“A broken leg,” said I, carelessly; for it would not have done to tell him all the truth.
“Well, well,” said he, content with the explanation, “accidents will happen to them that travel; and a broken leg, they say, is stronger when well set.”
“If that’s so,” said I, “I’ve a double excuse to be thankful”—which he did not understand, as I did not mean him to.
Darkness fell on us a little before we reached the camp. From the first I had recognized there could be no chance to-day of visiting the shore and seeking the Gauntlet at her anchorage.

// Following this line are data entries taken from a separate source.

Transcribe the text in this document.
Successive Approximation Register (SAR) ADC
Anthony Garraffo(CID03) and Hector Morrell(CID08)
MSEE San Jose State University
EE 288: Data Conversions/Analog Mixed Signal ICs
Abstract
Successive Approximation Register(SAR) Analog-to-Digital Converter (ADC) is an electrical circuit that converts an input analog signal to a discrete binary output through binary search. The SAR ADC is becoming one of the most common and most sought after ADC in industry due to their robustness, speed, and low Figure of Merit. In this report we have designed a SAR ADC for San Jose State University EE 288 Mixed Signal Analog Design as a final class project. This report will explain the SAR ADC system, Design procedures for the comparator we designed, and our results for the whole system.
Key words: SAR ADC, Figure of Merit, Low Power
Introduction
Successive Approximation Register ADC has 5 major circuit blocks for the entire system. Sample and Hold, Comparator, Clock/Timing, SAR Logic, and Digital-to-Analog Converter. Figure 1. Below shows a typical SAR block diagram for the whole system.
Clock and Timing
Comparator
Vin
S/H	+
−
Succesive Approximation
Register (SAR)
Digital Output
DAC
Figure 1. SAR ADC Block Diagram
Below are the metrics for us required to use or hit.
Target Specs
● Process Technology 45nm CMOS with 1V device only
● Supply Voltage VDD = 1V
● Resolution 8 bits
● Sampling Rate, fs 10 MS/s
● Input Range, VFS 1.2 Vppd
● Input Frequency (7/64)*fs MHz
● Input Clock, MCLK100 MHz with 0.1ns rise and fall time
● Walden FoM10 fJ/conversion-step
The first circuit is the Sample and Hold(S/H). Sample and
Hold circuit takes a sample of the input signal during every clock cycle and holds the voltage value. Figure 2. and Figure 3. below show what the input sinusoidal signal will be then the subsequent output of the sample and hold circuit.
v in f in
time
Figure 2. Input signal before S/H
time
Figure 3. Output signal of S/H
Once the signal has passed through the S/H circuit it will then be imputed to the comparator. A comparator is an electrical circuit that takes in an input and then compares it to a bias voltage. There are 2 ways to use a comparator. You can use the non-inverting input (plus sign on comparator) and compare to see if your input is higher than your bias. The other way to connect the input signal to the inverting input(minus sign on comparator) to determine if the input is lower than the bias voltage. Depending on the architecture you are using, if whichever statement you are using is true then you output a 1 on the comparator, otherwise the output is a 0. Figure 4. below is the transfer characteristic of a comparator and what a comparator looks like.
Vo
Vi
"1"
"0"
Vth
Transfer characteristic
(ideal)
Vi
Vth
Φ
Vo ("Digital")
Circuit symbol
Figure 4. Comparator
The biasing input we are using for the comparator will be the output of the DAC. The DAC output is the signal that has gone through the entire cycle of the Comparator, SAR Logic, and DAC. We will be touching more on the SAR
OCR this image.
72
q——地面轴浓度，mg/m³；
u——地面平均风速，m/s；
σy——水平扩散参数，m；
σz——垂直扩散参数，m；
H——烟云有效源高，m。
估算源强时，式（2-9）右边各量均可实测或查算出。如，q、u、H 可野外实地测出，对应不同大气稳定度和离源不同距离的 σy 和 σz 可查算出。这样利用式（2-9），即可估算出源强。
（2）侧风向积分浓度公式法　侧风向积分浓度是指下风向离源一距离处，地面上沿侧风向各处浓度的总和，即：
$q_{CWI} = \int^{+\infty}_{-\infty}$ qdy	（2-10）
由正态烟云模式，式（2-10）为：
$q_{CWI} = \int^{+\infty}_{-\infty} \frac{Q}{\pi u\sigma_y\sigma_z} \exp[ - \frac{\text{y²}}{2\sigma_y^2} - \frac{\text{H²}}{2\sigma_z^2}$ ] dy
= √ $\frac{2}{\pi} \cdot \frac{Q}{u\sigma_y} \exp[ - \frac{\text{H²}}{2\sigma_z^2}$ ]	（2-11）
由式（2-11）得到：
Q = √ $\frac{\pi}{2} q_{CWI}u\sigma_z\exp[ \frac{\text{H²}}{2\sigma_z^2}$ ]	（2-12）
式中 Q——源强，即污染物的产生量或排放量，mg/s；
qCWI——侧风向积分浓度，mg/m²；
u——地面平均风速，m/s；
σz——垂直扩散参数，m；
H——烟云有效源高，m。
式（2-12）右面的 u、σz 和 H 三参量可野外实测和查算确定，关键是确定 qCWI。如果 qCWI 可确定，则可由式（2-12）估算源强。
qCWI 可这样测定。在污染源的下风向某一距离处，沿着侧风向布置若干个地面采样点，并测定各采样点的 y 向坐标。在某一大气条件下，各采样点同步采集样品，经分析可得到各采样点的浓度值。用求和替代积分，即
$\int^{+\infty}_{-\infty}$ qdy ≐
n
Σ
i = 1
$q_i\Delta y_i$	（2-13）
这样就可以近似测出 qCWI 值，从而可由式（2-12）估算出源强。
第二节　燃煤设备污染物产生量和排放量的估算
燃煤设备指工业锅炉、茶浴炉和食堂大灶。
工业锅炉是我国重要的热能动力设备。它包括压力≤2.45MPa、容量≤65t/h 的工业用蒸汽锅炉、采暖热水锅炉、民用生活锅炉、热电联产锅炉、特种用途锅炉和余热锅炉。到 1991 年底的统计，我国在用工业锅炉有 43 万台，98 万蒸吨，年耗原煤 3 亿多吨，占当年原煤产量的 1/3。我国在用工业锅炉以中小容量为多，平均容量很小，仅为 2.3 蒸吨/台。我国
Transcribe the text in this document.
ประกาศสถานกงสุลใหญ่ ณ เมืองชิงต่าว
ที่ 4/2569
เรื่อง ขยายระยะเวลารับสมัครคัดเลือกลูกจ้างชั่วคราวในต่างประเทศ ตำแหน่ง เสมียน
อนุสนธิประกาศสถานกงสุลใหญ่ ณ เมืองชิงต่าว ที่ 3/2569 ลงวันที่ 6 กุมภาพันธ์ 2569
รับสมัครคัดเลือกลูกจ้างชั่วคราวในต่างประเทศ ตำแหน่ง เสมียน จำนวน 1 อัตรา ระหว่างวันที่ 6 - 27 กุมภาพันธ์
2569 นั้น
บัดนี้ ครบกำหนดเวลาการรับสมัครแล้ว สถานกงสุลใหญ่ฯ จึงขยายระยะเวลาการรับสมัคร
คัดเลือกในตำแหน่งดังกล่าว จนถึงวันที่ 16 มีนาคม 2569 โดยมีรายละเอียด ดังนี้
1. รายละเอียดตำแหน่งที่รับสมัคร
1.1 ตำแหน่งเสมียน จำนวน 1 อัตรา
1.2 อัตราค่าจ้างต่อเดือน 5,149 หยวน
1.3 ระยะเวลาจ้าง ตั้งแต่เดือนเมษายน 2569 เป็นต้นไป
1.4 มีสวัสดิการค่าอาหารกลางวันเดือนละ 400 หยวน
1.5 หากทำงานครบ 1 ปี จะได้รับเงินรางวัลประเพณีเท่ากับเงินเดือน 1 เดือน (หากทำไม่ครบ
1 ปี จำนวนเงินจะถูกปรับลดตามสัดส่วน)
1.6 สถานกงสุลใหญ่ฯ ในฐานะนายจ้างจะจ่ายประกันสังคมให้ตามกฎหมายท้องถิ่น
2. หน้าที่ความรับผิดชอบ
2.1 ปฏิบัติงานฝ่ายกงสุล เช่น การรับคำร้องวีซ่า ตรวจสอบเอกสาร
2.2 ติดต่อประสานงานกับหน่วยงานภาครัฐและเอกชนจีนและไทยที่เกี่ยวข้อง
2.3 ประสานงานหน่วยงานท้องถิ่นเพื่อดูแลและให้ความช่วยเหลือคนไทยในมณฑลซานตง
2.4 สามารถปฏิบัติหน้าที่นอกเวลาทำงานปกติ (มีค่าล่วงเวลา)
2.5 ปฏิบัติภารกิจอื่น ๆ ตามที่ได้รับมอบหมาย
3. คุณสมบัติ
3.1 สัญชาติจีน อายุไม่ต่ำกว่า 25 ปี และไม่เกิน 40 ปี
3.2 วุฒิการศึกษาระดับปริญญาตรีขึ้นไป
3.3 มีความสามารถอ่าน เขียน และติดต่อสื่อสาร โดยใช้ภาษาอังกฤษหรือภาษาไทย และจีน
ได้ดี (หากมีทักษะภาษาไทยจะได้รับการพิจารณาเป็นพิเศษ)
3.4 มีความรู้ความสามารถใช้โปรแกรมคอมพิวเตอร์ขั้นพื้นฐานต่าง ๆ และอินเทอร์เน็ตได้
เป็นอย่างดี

We were weary, too, and hungry, and nothing remained to do but light the camp fire, cook our supper, and listen to Billy’s tale of his adventures, a good part of which will be found in the following chapter. I ought to say, rather, that Billy and I conversed, while Marc’antonio—for we spoke in English—sat by the fire busy with his own thoughts; and, by his face, they were gloomy ones.
“What puzzles me, Billy,” said I, as we parted for the night, “is who can be aboard of the ketch. Reinforcements? Why, what reinforcements could my uncle send?”
“The devil a one of me knows, as the Irishman said,” answered Billy, cheerfully. “But sent ’em he has, and, if I know anything of Mr. Gervase, they’re good ones.”
I was up before dawn, and the sun rose over the shoulder of our mountain to find me a mile and more on my way down the track which led to the sea. I passed the clearing and the copse where Nat had taken his wound, and the rock, high on my right, where I had stood and spied him running, the macchia-filled hollows and dingles, the wood, the village (still desolate), the graveyard where we had first encamped; and so came to the meadow below it, where Mr. Fett had gathered his mushrooms. It was greener than I remembered it, owing to the autumn rains.
I pulled up with a start. At the foot of the meadow, where the stream ran in a curve between it and the woods, stood a man. He held a fishing-rod in his hand, and was stepping back to make a cast; but, at a cry from me, paused and turned slowly about.
“Uncle Gervase!”
“My dear Prosper!” He dropped his rod and advanced, holding out his hands to me. “Why lad, lad, you have grown to a man in these months!”
“And it really is you, uncle!” I cried again, as yet scarcely believing it, though I clasped him by both hands. “And what are you doing here?”
“Why,” said he, quizzically, “’tis a monstrous confession for this time of the year, but I was fishing for trout; and, what is more, I have taken two, with Walton’s number two June-fly, lad—Mr. Grylls’s variety—the wings, if you remember, made of the black drake’s feathers, with a touch of grey horsehair on the shank. I wished to know, first, if a Corsican trout would answer to a Cornish fly, and, next, if they keep the same seasons as in England. They do, Prosper—there or thereabouts. To tell you the truth—though, as they say an angler may catch a fish, but it takes a fisherman to tell the truth about him—I found them woundily out of condition, and restored them, as Mr. Grylls would put it, to their native element.”